Между тем папа Григорий ревностно поддерживал императора Фридриха, с которым жил теперь в мире и дружбе. Церковь Святого Гроба была, по приказанию Григория, снова освящена торжественнейшим образом; тамплиеров и госпиталитов ревностно увещевали уважать мир с Алькамилом и подчиняться распоряжениям императорского правительства. А патриарх Герольд Иерусалимский, так как он был страстным противником Фридриха, должен был передать представительство папского престола в Сирии патриарху Альберту. В 1234 году Григорий пошел еще дальше, назначив преданного императору архиепископа Теодориха Равеннского папским легатом на Востоке, а этот в следующем году велел Адриановскому братству в Акконе порвать его противозаконный союз и, когда встретил сопротивление, то наложил на город интердикт. Когда Григорий услыхал об этом, он сначала был вполне доволен поступком своего представителя. Но вдруг он переменил свой взгляд, потому что между ним и императором снова начались столкновения и в Европе предвиделись новые войны. Тогда папа нашел, что архиепископ Теодорих зашел слишком далеко и в особенности порицал интердикт, потому, что, по его мнению, нужно было очень щадить королевство Иерусалимское, в котором смешивалось много исповеданий и суровость вела только к отпадениям. Мирный договор, предложенный вслед за тем папой императору и его противникам, заключал для первого очень невыгодные условия. Поэтому Фридрих уклонился от заключения его, а также и сирийские бароны, понимая выгоду своего положения, не пошли ни на какую окончательную сделку. Таким образом, хотя Штауфены удержали за собой некоторые места Сирии и юный Конрад был признан наследником Иерусалима, но власть империи на христианском Востоке все-таки была в сущности уничтожена.

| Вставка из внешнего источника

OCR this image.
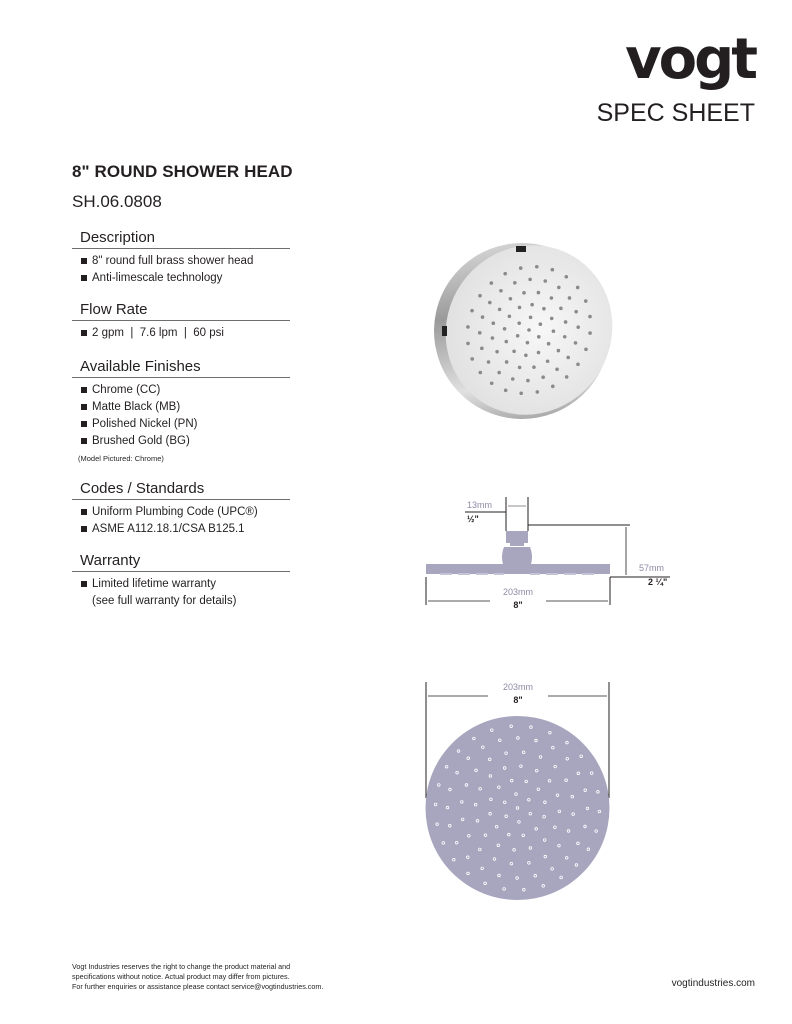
vogt
SPEC SHEET
8" ROUND SHOWER HEAD
SH.06.0808
Description
8" round full brass shower head
Anti-limescale technology
Flow Rate
2 gpm  |  7.6 lpm  |  60 psi
Available Finishes
Chrome (CC)
Matte Black (MB)
Polished Nickel (PN)
Brushed Gold (BG)
(Model Pictured: Chrome)
Codes / Standards
Uniform Plumbing Code (UPC®)
ASME A112.18.1/CSA B125.1
Warranty
Limited lifetime warranty
(see full warranty for details)
13mm
½"
57mm
2 ¼"
203mm
8"
203mm
8"
Vogt Industries reserves the right to change the product material and
specifications without notice. Actual product may differ from pictures.
For further enquiries or assistance please contact service@vogtindustries.com.	vogtindustries.com
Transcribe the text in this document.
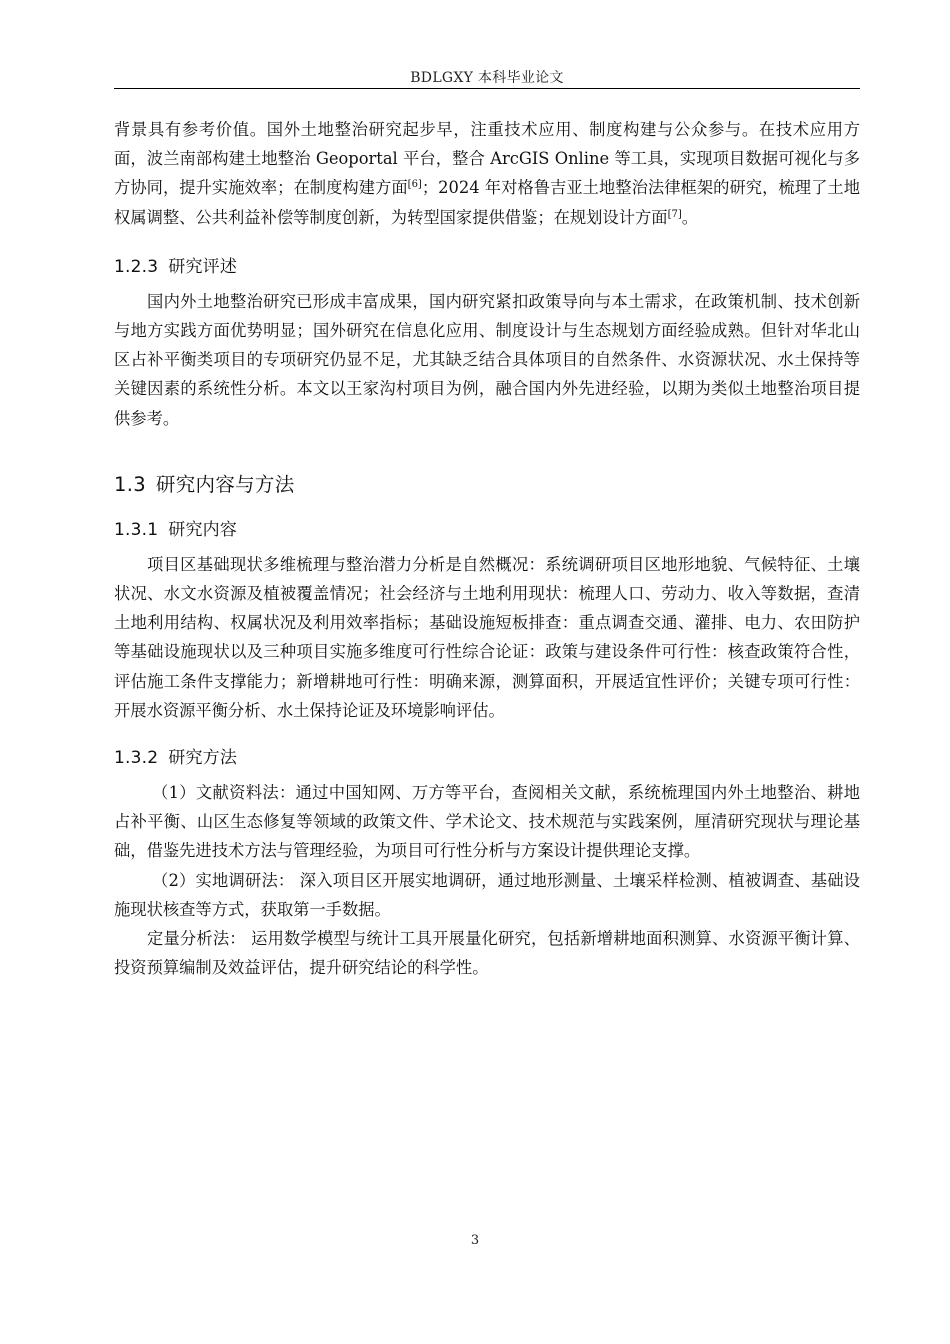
BDLGXY 本科毕业论文

背景具有参考价值。国外土地整治研究起步早，注重技术应用、制度构建与公众参与。在技术应用方面，波兰南部构建土地整治 Geoportal 平台，整合 ArcGIS Online 等工具，实现项目数据可视化与多方协同，提升实施效率；在制度构建方面[6]；2024 年对格鲁吉亚土地整治法律框架的研究，梳理了土地权属调整、公共利益补偿等制度创新，为转型国家提供借鉴；在规划设计方面[7]。

1.2.3 研究评述

国内外土地整治研究已形成丰富成果，国内研究紧扣政策导向与本土需求，在政策机制、技术创新与地方实践方面优势明显；国外研究在信息化应用、制度设计与生态规划方面经验成熟。但针对华北山区占补平衡类项目的专项研究仍显不足，尤其缺乏结合具体项目的自然条件、水资源状况、水土保持等关键因素的系统性分析。本文以王家沟村项目为例，融合国内外先进经验，以期为类似土地整治项目提供参考。

1.3 研究内容与方法
1.3.1 研究内容

项目区基础现状多维梳理与整治潜力分析是自然概况：系统调研项目区地形地貌、气候特征、土壤状况、水文水资源及植被覆盖情况；社会经济与土地利用现状：梳理人口、劳动力、收入等数据，查清土地利用结构、权属状况及利用效率指标；基础设施短板排查：重点调查交通、灌排、电力、农田防护等基础设施现状以及三种项目实施多维度可行性综合论证：政策与建设条件可行性：核查政策符合性，评估施工条件支撑能力；新增耕地可行性：明确来源，测算面积，开展适宜性评价；关键专项可行性：开展水资源平衡分析、水土保持论证及环境影响评估。

1.3.2 研究方法

（1）文献资料法：通过中国知网、万方等平台，查阅相关文献，系统梳理国内外土地整治、耕地占补平衡、山区生态修复等领域的政策文件、学术论文、技术规范与实践案例，厘清研究现状与理论基础，借鉴先进技术方法与管理经验，为项目可行性分析与方案设计提供理论支撑。

（2）实地调研法： 深入项目区开展实地调研，通过地形测量、土壤采样检测、植被调查、基础设施现状核查等方式，获取第一手数据。

定量分析法： 运用数学模型与统计工具开展量化研究，包括新增耕地面积测算、水资源平衡计算、投资预算编制及效益评估，提升研究结论的科学性。

3
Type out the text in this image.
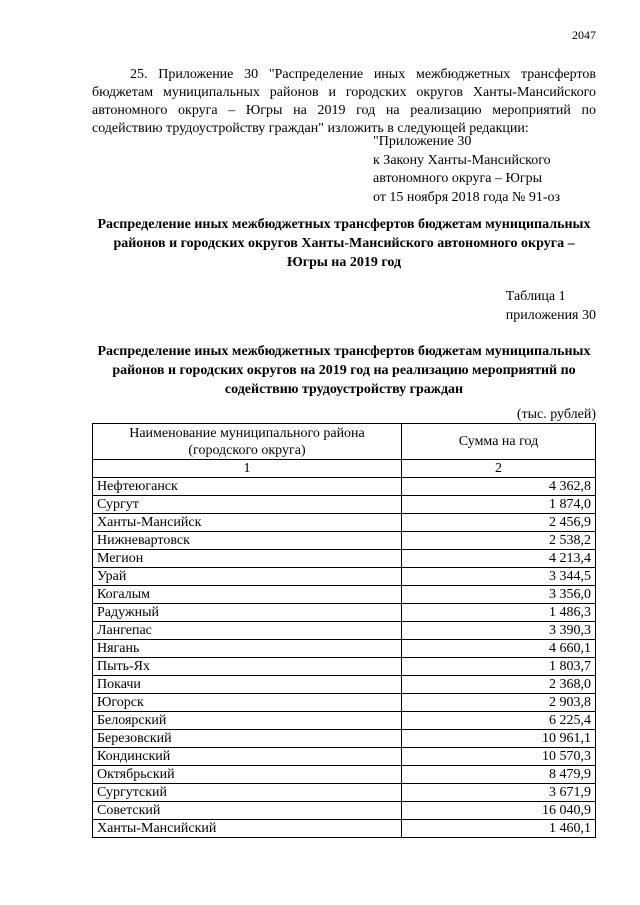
2047
25. Приложение 30 "Распределение иных межбюджетных трансфертов бюджетам муниципальных районов и городских округов Ханты-Мансийского автономного округа – Югры на 2019 год на реализацию мероприятий по содействию трудоустройству граждан" изложить в следующей редакции:
"Приложение 30
к Закону Ханты-Мансийского
автономного округа – Югры
от 15 ноября 2018 года № 91-оз
Распределение иных межбюджетных трансфертов бюджетам муниципальных районов и городских округов Ханты-Мансийского автономного округа – Югры на 2019 год
Таблица 1
приложения 30
Распределение иных межбюджетных трансфертов бюджетам муниципальных районов и городских округов на 2019 год на реализацию мероприятий по содействию трудоустройству граждан
(тыс. рублей)
Наименование муниципального района (городского округа)	Сумма на год
1	2
Нефтеюганск	4 362,8
Сургут	1 874,0
Ханты-Мансийск	2 456,9
Нижневартовск	2 538,2
Мегион	4 213,4
Урай	3 344,5
Когалым	3 356,0
Радужный	1 486,3
Лангепас	3 390,3
Нягань	4 660,1
Пыть-Ях	1 803,7
Покачи	2 368,0
Югорск	2 903,8
Белоярский	6 225,4
Березовский	10 961,1
Кондинский	10 570,3
Октябрьский	8 479,9
Сургутский	3 671,9
Советский	16 040,9
Ханты-Мансийский	1 460,1
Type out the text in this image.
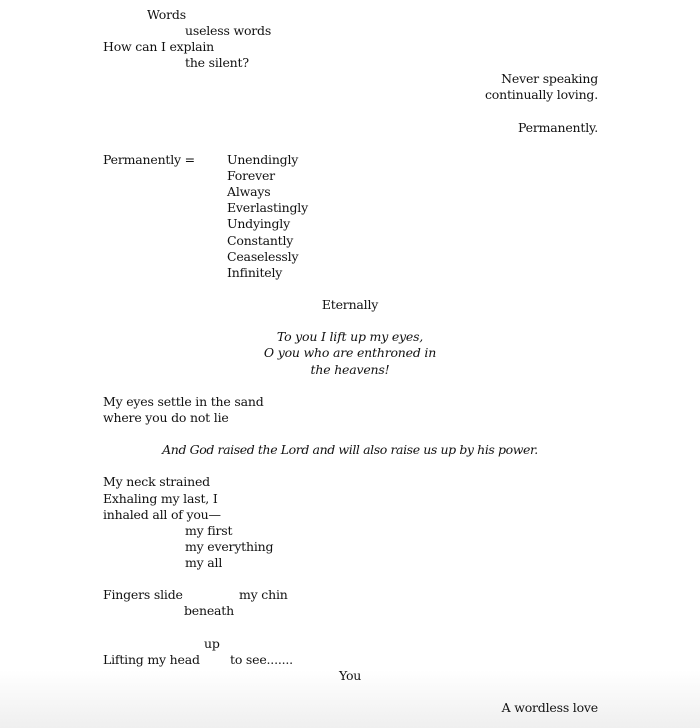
Words
useless words
How can I explain
the silent?
Never speaking
continually loving.
Permanently.
Permanently =	Unendingly
Forever
Always
Everlastingly
Undyingly
Constantly
Ceaselessly
Infinitely
Eternally
To you I lift up my eyes,
O you who are enthroned in
the heavens!
My eyes settle in the sand
where you do not lie
And God raised the Lord and will also raise us up by his power.
My neck strained
Exhaling my last, I
inhaled all of you—
my first
my everything
my all
Fingers slide	my chin
beneath
up
Lifting my head to see.......
You
A wordless love
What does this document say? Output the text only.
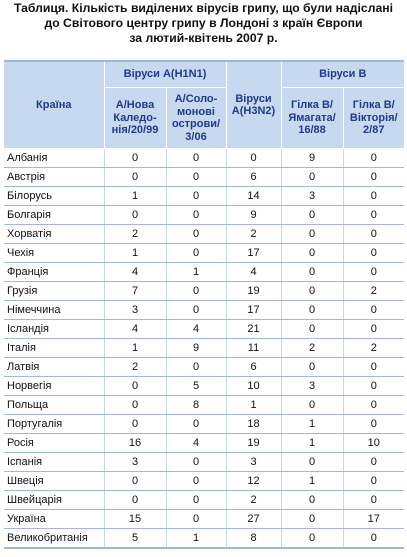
Таблиця. Кількість виділених вірусів грипу, що були надіслані
до Світового центру грипу в Лондоні з країн Європи
за лютий-квітень 2007 р.
Країна	Віруси А(Н1N1)		Віруси А(Н3N2)	Віруси В	
	А/Нова Каледо-нія/20/99	А/Соло-монові острови/ 3/06		Гілка В/ Ямагата/ 16/88	Гілка В/ Вікторія/ 2/87
Албанія	0	0	0	9	0
Австрія	0	0	6	0	0
Білорусь	1	0	14	3	0
Болгарія	0	0	9	0	0
Хорватія	2	0	2	0	0
Чехія	1	0	17	0	0
Франція	4	1	4	0	0
Грузія	7	0	19	0	2
Німеччина	3	0	17	0	0
Ісландія	4	4	21	0	0
Італія	1	9	11	2	2
Латвія	2	0	6	0	0
Норвегія	0	5	10	3	0
Польща	0	8	1	0	0
Португалія	0	0	18	1	0
Росія	16	4	19	1	10
Іспанія	3	0	3	0	0
Швеція	0	0	12	1	0
Швейцарія	0	0	2	0	0
Україна	15	0	27	0	17
Великобританія	5	1	8	0	0
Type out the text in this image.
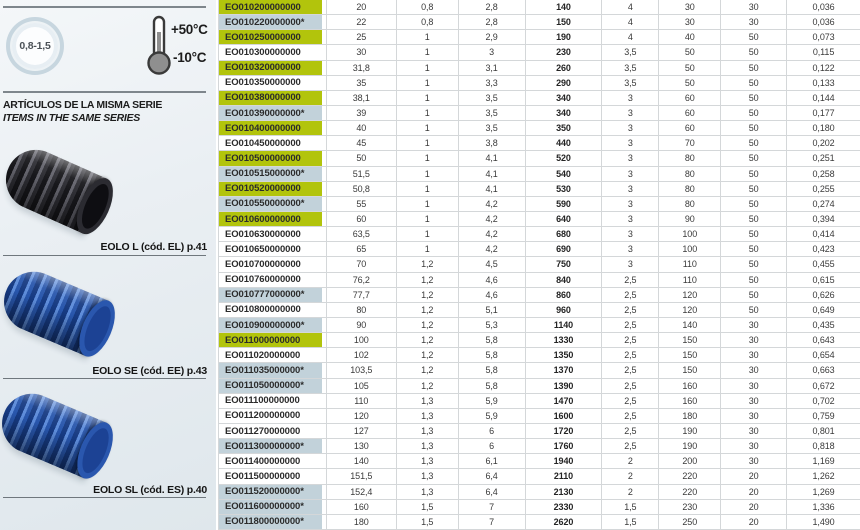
0,8-1,5
+50°C
-10°C
ARTÍCULOS DE LA MISMA SERIE
ITEMS IN THE SAME SERIES
EOLO L (cód. EL) p.41
EOLO SE (cód. EE) p.43
EOLO SL (cód. ES) p.40
EO010200000000	20	0,8	2,8	140	4	30	30	0,036
EO010220000000*	22	0,8	2,8	150	4	30	30	0,036
EO010250000000	25	1	2,9	190	4	40	50	0,073
EO010300000000	30	1	3	230	3,5	50	50	0,115
EO010320000000	31,8	1	3,1	260	3,5	50	50	0,122
EO010350000000	35	1	3,3	290	3,5	50	50	0,133
EO010380000000	38,1	1	3,5	340	3	60	50	0,144
EO010390000000*	39	1	3,5	340	3	60	50	0,177
EO010400000000	40	1	3,5	350	3	60	50	0,180
EO010450000000	45	1	3,8	440	3	70	50	0,202
EO010500000000	50	1	4,1	520	3	80	50	0,251
EO010515000000*	51,5	1	4,1	540	3	80	50	0,258
EO010520000000	50,8	1	4,1	530	3	80	50	0,255
EO010550000000*	55	1	4,2	590	3	80	50	0,274
EO010600000000	60	1	4,2	640	3	90	50	0,394
EO010630000000	63,5	1	4,2	680	3	100	50	0,414
EO010650000000	65	1	4,2	690	3	100	50	0,423
EO010700000000	70	1,2	4,5	750	3	110	50	0,455
EO010760000000	76,2	1,2	4,6	840	2,5	110	50	0,615
EO010777000000*	77,7	1,2	4,6	860	2,5	120	50	0,626
EO010800000000	80	1,2	5,1	960	2,5	120	50	0,649
EO010900000000*	90	1,2	5,3	1140	2,5	140	30	0,435
EO011000000000	100	1,2	5,8	1330	2,5	150	30	0,643
EO011020000000	102	1,2	5,8	1350	2,5	150	30	0,654
EO011035000000*	103,5	1,2	5,8	1370	2,5	150	30	0,663
EO011050000000*	105	1,2	5,8	1390	2,5	160	30	0,672
EO011100000000	110	1,3	5,9	1470	2,5	160	30	0,702
EO011200000000	120	1,3	5,9	1600	2,5	180	30	0,759
EO011270000000	127	1,3	6	1720	2,5	190	30	0,801
EO011300000000*	130	1,3	6	1760	2,5	190	30	0,818
EO011400000000	140	1,3	6,1	1940	2	200	30	1,169
EO011500000000	151,5	1,3	6,4	2110	2	220	20	1,262
EO011520000000*	152,4	1,3	6,4	2130	2	220	20	1,269
EO011600000000*	160	1,5	7	2330	1,5	230	20	1,336
EO011800000000*	180	1,5	7	2620	1,5	250	20	1,490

Таков был печальный эпилог именно того крестового похода, который возвратил христианам Иерусалим. Правда, император Фридрих сам содействовал этому дурному исходу некоторыми промахами[85]. Но если мы еще раз взглянем на великое движение пилигримов, которое с 1213 года вызвал Иннокентий III, если мы вспомним, с какой страстью требовали освобождения Святого Гроба этот папа, его преемники и их церковные орудия, если мы представим себе громадные толпы войск, которые с мужеством и ревностью выступали в бой в годы с 1217 до 1221 г. и вновь с 1227 до 1228 гг., и если мы спросим себя, почему это сильное стремление имело такие чрезвычайно скудные результаты, то приходится ответить, что если и мешали при этом некоторые побочные обстоятельства, но главную вину надо искать без сомнения в теократическом направлении римской церкви. Достаточно вредно было уже то, что это направление церкви вызвало прежде всего неудачу египетского похода. Но уже вполне вредно было то, что Григорий IX ставил интересы церковной власти выше забот о Святой Земле. Теперь, наконец, Иерусалим снова был в руках христиан, но в самом беззащитном состоянии. Только новый большой крестовый поход мог бы обеспечить Святой город на продолжительное время. Но могла ли церковь еще раз побудить народы Запада к одушевленному восстанию после того, как целое поколение людей приносило такие огромные жертвы напрасно, а особенно после того, как папство доказало, что его собственное возвышение ему важнее, чем судьба земли, «где стояли стопы Господа». Действительно, виды на будущее христианского господства на Востоке сделались почти безутешны.
Глава Х.
Шестой крестовый поход
Крестовые походы Тибо Наваррского и Ричарда Корнваллийского[86]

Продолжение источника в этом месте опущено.